With the exception of one misstep, One and Many, Deborah Roberts’ current solo show at Art Palace, is raw, painful, beautiful, grotesque, vulnerable, and vicious. The first line of her handout quotes James A. Baldwin: “People are trapped in history and history is trapped in them.” Roberts carries on her shoulders the Post-Black ideologies that she grapples with. Through paint, collage, and sculpture, she is locating herself within three histories she has inherited—of being black, of being a woman, and of being an artist working within the largely white, chauvinistic modernist vocabulary of photocollage and abstract painting.
The most compelling of several 14 x 11′ collages is Untitled No. 33. A black woman’s face appears halfway down the paper, a face that has been crudely sliced off at the neck and forehead. Roberts cracks open the woman’s skull, exposing the private thoughts residing in her head without her permission, and it shows. The woman stares at us head-on, her eyes emanating a complex mixture of defiance, sadness, and disgust. Three lab monkeys with red-tipped party hats pop out of her head, screaming. Roberts has replaced the woman’s body with a blind contour drawing in pencil. With disproportionate shoulders and fumbling cleavage, the body Roberts has given her is drawn in a way that is curiously investigative and abject. The pencil drawing may at first seem hurried and dismissive, but it is as important as the monkeys, which are visually more pronounced. The woman’s face and screaming monkeys blare anger at full volume, but the quiet body replenishes the work with a kind of self-deprecation and uncertainty. It’s the anchor that keeps it multi-dimensional, and prevents it from becoming overly didactic.
In the largest work in the show, Buttress, an all-over surface smeared in vertical strokes looks curdled and muddied, like gas station concrete stained with dripping oil. A human/creature floats at center-right; the same woman’s face that populates most of the exhibition, this time encumbered with a body full of parts that are clearly not her own. Roberts plasters plump, fire engine red lips that look like they were ripped out of a L’Oreal ad over her face—lips so large that they extend all the way from the bottom of her nose to below her chin. Her torso looks like a pieced-together catalog model; her legs, constructed from hands, look like vile talons clasping onto an invisible branch. Small and ever so slightly slumped, the collaged woman is equally as empathetic as she is grotesque.
With Buttress, Roberts combines old strategies of Abstract Expressionism and Dada. She has done nothing new here, and that is precisely the point. Her collaged creature floats, hopelessly lost, in a field of abstraction, yet she attempts to grasp onto something. And her collage clarifies nothing: the creature meanders between a child and an animal, a woman and a monster. Roberts is trying again and again to communicate via a modernist language and fails to give us anything we haven’t seen a hundred times before. But it is the trying and the failing, but trying anyway—the incapacity to communicate—that is oddly resonant. Despite everything, Buttress remains authentic and wholly honest.

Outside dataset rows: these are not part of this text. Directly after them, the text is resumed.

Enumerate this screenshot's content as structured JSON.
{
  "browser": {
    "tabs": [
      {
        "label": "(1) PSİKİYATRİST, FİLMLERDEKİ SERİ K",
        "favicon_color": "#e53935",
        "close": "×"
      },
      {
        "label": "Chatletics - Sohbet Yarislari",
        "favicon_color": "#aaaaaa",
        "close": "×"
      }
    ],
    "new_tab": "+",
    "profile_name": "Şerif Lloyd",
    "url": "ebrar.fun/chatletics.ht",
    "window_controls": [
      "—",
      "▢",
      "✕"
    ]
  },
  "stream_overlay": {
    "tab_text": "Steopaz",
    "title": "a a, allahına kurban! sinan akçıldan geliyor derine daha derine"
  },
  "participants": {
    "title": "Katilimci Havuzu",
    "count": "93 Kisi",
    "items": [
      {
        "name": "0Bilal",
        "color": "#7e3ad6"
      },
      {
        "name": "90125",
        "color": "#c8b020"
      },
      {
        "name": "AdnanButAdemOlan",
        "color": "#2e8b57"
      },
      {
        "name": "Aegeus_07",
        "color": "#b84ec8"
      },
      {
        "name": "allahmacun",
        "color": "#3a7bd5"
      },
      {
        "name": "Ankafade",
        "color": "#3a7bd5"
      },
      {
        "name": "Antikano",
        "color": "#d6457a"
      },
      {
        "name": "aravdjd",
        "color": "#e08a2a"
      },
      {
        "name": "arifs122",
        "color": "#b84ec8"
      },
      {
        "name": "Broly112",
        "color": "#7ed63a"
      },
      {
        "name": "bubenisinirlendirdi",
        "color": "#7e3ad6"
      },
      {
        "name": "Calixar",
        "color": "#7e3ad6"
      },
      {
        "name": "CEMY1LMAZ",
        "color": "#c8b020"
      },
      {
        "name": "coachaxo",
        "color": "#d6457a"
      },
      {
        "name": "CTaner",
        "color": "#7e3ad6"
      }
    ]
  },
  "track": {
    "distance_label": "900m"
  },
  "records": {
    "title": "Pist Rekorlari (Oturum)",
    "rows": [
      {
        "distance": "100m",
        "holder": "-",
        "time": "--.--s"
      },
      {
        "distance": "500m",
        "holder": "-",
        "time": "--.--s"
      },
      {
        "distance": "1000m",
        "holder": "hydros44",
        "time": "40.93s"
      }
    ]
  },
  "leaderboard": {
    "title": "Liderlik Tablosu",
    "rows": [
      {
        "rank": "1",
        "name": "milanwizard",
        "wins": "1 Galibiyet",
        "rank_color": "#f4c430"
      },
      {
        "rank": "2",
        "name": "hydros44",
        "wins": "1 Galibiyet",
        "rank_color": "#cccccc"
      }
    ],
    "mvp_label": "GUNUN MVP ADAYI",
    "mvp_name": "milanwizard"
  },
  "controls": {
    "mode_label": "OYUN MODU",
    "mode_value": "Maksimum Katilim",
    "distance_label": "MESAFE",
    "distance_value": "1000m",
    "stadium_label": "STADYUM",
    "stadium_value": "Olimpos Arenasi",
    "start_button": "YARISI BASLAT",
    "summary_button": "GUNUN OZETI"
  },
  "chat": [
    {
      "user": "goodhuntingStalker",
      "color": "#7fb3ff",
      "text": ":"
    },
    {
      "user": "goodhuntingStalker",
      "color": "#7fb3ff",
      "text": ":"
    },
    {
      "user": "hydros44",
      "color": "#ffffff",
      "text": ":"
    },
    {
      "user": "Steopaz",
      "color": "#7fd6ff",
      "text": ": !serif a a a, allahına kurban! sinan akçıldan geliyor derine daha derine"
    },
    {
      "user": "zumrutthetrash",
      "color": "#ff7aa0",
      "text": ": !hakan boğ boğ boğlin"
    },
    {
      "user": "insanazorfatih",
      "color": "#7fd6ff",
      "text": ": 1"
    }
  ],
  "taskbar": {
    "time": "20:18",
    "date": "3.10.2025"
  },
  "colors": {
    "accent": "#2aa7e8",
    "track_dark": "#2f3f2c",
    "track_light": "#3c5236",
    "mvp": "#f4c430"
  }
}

In Hoodratgurl, Roberts strays from her M.O. of collaging disparate body parts and instead presents us an unadulterated portrait of a young girl. Unlike the adult woman in Buttress, the girl’s eyes are lit up with all the sweetness, innocence, and naïveté a child could possibly muster. Like a scrolling, repetitious advertisement, the printed phrase “Hoodratgurl” scales the length of the paper in the background. This little girl has already—unknowingly—been commodified and relegated to a disposable sex object before she’s even gotten to know herself, much less be able to tell us who she is. There is no anger present in this piece—only despair, and it is heart wrenching.
The only time Roberts falls short is with her one sculpture, Beautiful. Even though she fills up a burlap sack with human hair, it hangs on the wall reading as a two-dimensional work, and it can’t compete with the rest of her paintings and collages. The power of Roberts’ work lies in the faces: how they stare us down, how they are screwed up, how they command our empathy. But that confrontation here is missing. In fact, the strongest part of the piece—the appearance of the creature Roberts made for Buttress—is only a print, presented as an accessory, undercutting its importance.
To make political work without literally telling the viewer how he should think or feel is a tall order, yet Roberts pulls it off masterfully by intertwining the personal with the ideological. She infuses her work with subtle yet powerful empathy that is just as ferocious as it is vulnerable.
One and Many runs at Art Palace until December 20, 2014.